Peygamber Efendimiz ilk vahyi Hira’da aldığında doğal olarak büyük bir şaşkınlık ve tedirginlik içindeydi.
Eve döndüğünde onu en iyi anlayan kişi yine Hz. Hatice oldu. Hem teselli etti hem de yaşananların mahiyetini öğrenmek için
Peygamberimizi, ilahi kitapları bilen bilgili bir kişi olan Varaka bin Nevfel’e götürdü.
Varaka, Efendimizin anlattıklarını dikkatle dinledi.
O anda gördüğü şeyin, geçmiş peygamberlere gelen vahyin başlangıcı olduğunu söyledi ve “Sen peygamber olacaksın” diyerek hem
doğrulayıcı hem de moral verici bir destek sundu.
Bu sözler, o ilk karmaşık günlerde Peygamberimizin içini rahatlatan önemli bir dayanaktı.
Vahyin gelişinden kısa süre sonra Efendimiz yakın çevresine İslam’ı tebliğ etmeye başladı.
İlk iman edenler aynı zamanda ona en yakın olanlardı. Hz. Hatice tereddütsüz bir şekilde inandı; hayatı boyunca da en büyük destekçisi oldu.
Henüz çocuk yaşındaki Hz. Ali gönülden teslim oldu.

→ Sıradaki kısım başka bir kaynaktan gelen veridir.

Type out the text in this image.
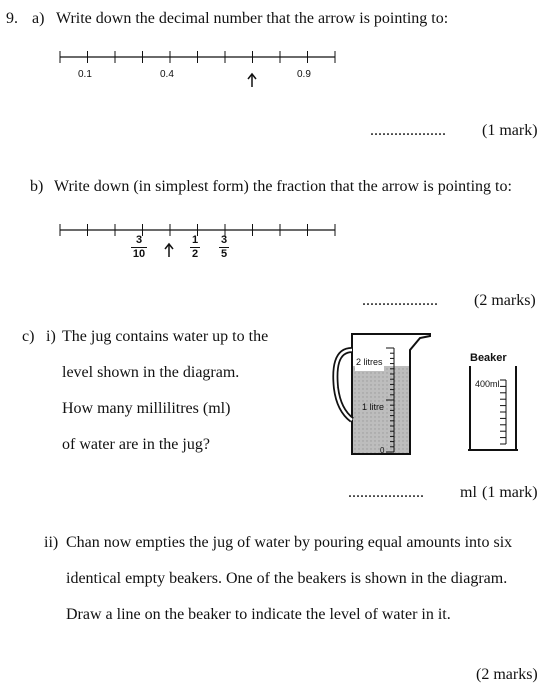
9. a) Write down the decimal number that the arrow is pointing to:
0.1	0.4	0.9
................... (1 mark)
b) Write down (in simplest form) the fraction that the arrow is pointing to:
3
10
1
2
3
5
................... (2 marks)
c) i) The jug contains water up to the
level shown in the diagram.
How many millilitres (ml)
of water are in the jug?
2 litres
1 litre
0
Beaker
400ml
................... ml (1 mark)
ii) Chan now empties the jug of water by pouring equal amounts into six
identical empty beakers. One of the beakers is shown in the diagram.
Draw a line on the beaker to indicate the level of water in it.
(2 marks)
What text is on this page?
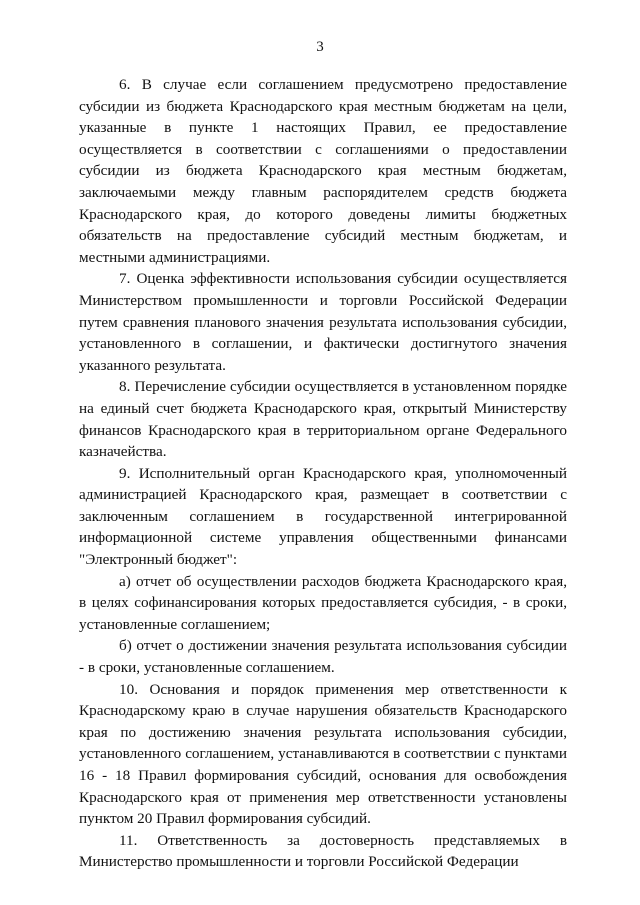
3

6. В случае если соглашением предусмотрено предоставление субсидии из бюджета Краснодарского края местным бюджетам на цели, указанные в пункте 1 настоящих Правил, ее предоставление осуществляется в соответствии с соглашениями о предоставлении субсидии из бюджета Краснодарского края местным бюджетам, заключаемыми между главным распорядителем средств бюджета Краснодарского края, до которого доведены лимиты бюджетных обязательств на предоставление субсидий местным бюджетам, и местными администрациями.

7. Оценка эффективности использования субсидии осуществляется Министерством промышленности и торговли Российской Федерации путем сравнения планового значения результата использования субсидии, установленного в соглашении, и фактически достигнутого значения указанного результата.

8. Перечисление субсидии осуществляется в установленном порядке на единый счет бюджета Краснодарского края, открытый Министерству финансов Краснодарского края в территориальном органе Федерального казначейства.

9. Исполнительный орган Краснодарского края, уполномоченный администрацией Краснодарского края, размещает в соответствии с заключенным соглашением в государственной интегрированной информационной системе управления общественными финансами "Электронный бюджет":

а) отчет об осуществлении расходов бюджета Краснодарского края, в целях софинансирования которых предоставляется субсидия, - в сроки, установленные соглашением;

б) отчет о достижении значения результата использования субсидии - в сроки, установленные соглашением.

10. Основания и порядок применения мер ответственности к Краснодарскому краю в случае нарушения обязательств Краснодарского края по достижению значения результата использования субсидии, установленного соглашением, устанавливаются в соответствии с пунктами 16 - 18 Правил формирования субсидий, основания для освобождения Краснодарского края от применения мер ответственности установлены пунктом 20 Правил формирования субсидий.

11. Ответственность за достоверность представляемых в Министерство промышленности и торговли Российской Федерации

Peygamberimizin sadık dostu Hz. Ebu Bekir ise olgun bir imanla ilk yetişkin erkek Müslüman olarak bu çağrıya katıldı.
Bu küçük ama güçlü topluluk, İslam’ın ilk çekirdeğini oluşturdu.
İlk yıllarda gelen vahiyler kısa, öz ve derin anlamlıydı.
Alak Suresi gibi ayetler insana düşünmeyi, okumayı, doğruya yönelmeyi öğütlüyordu.
Zaman ilerledikçe ayetler ve sureler çoğaldı; toplumsal düzen, ahlak, ibadet ve hayatın birçok alanına dair hükümler inmeye başladı.
Mekke döneminin ilk yılları zorlu, sabır isteyen bir süreç olmasına rağmen, Efendimizin tebliğdeki yumuşaklığı, kararlılığı ve güzel
ahlakı bu küçük topluluğu ayakta tuttu.
Kısacası, ilk vahyin ardından yaşananlar, hem manevi bir hazırlık hem de İslam toplumunun temellerinin atıldığı çok özel bir dönemdi.